Le patinage de haut niveau…


Un couple de patineurs fait une prestation sans faute, parfaite. Un deuxième couple fait une chute et un programme moins bien interprété. Résultat : le deuxième couple gagne la médaille d’or tandis que le premier se contente de la médaille d’argent. Le scénario des J.O 2002 à Salt Lake à fait bien de bruit.
Jamie Sale/David Pelletier (Canada), et par opposition, Elenan Bereznaia/Anton Shikarulidze (Russie). (voir photos)
La rumeur serait que la juge française aurait été influencée par le président de la Fédération Française des Sports de Glace (FFSG) pour favoriser le couple russe dans les notes. Puis petit à petit l’histoire s’efface. .Lorsque quelques semaines plus tard, l’affaire refait surface. Marina Anissina, patineuse française en danse sur glace, médaille d’or au J.O et Alimzhan Tokhtakhounov, un mafieux russe, font rebondir la polémique : Tokhtakhounov aurait influencé la juge française pour attribuer la médaille d’or au couple Bereznaia/Shikarulidze en échange d’une médaille d’or pour Anissina/Peizerat. Et voila les profondeurs de ce monde cruel qu’est le patinage ! Plusieurs histoires du même genre ont éclatés dans la presse et ont fait également pas mal de bruit.
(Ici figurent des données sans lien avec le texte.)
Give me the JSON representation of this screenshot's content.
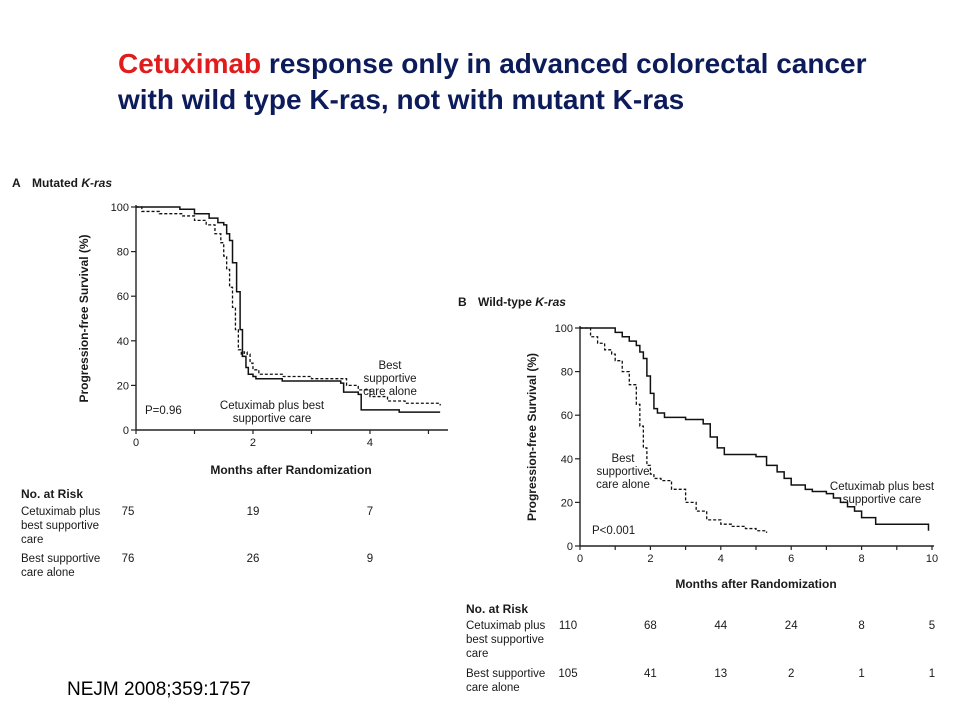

Vous pensez sans doute que les patineurs ont une vie de rêve où ils patinent quand ils veulent, où ils veulent ? Alors là de même, vous vous trompez. Prenons l’exemple du couple français de patinage artistique Sarah Abitbol/Stéphane Bernadis : Au minimum 5 heures d’entrainement quotidien et en dehors de ça ils doivent faire de la danse, de la gym… Ca leur prend toute leur journée et croyez-vous qu’ils ont le temps pour sortir en ville, au cinéma ??? Apart quelques jours rares de pause, ils sont sur la glace et autant vous dire que ce n’est pas rose : toujours répéter les mêmes gestes, les même figures à longueur de journée.


Le patinage est également un monde de blessures, de défaites… Sarah Abitbol s’etait cassé le tendon d’achille quelques jours avant les JO 2002, et c’est pourquoi ils n’ont pas pu y participer. C’est un énorme coup au moral que de se blesser avant une compétition importante. Heuresement elle est guerrie maintenant, mais elle a failli ne plus jamais pouvoir contitnuer à patiner.


Etre patineur de haut-niveau, vous en rêvez, vous vous dites que ce n’est pas très difficile ? Alors là encore, grosse erruer. Les patineurs que vous voyez à la télé ont tous commencé à patiner à l’age de 5 à 7 ans. Et même s’ils n’avaient pas les moyens, ils devaient payer leurs patins, les entrainements… La fédération ne vous prend en charge que lorsque vous devenez un véritble espoir pour la France. Vous devez passer en sport études : cours le matin et patinage l’après-midi, au moins 5 heures sur glace par jour. Et après ça vous n’avez nullement le temps de vous préocuper d’aller jouer dehors, de sortir entre copains… Combien de patineurs n’ont pas abandonné à cause du stress des entrainements ?

D’accord, il y a pas mal de bas dans ce monde, mais dîtes-vous que vous n’avez rien sans rien et que les plus grands ont bien commencé un jour et que même si vous êtes aujourd’hui en train de donner corps et âme pour ariver à exécuter votre double axel parfaitement, un jour vous serez sous les projecteurs et la France vous admirera. Alors même si les défaites sont dures, un jour vous aurez la gloire ! Croyez-y dur comme fer et vous réussirez !

Il y a quand même du bohneur dans cette catégorie, car lorsque vous serez sur la glace des championnats mondiaux plus tard, patinant sur une musique qui vous fait vibrer, vous faisant applaudir après des années de souffrance, vous vous direz bien que tout ce mal a vallu la peine.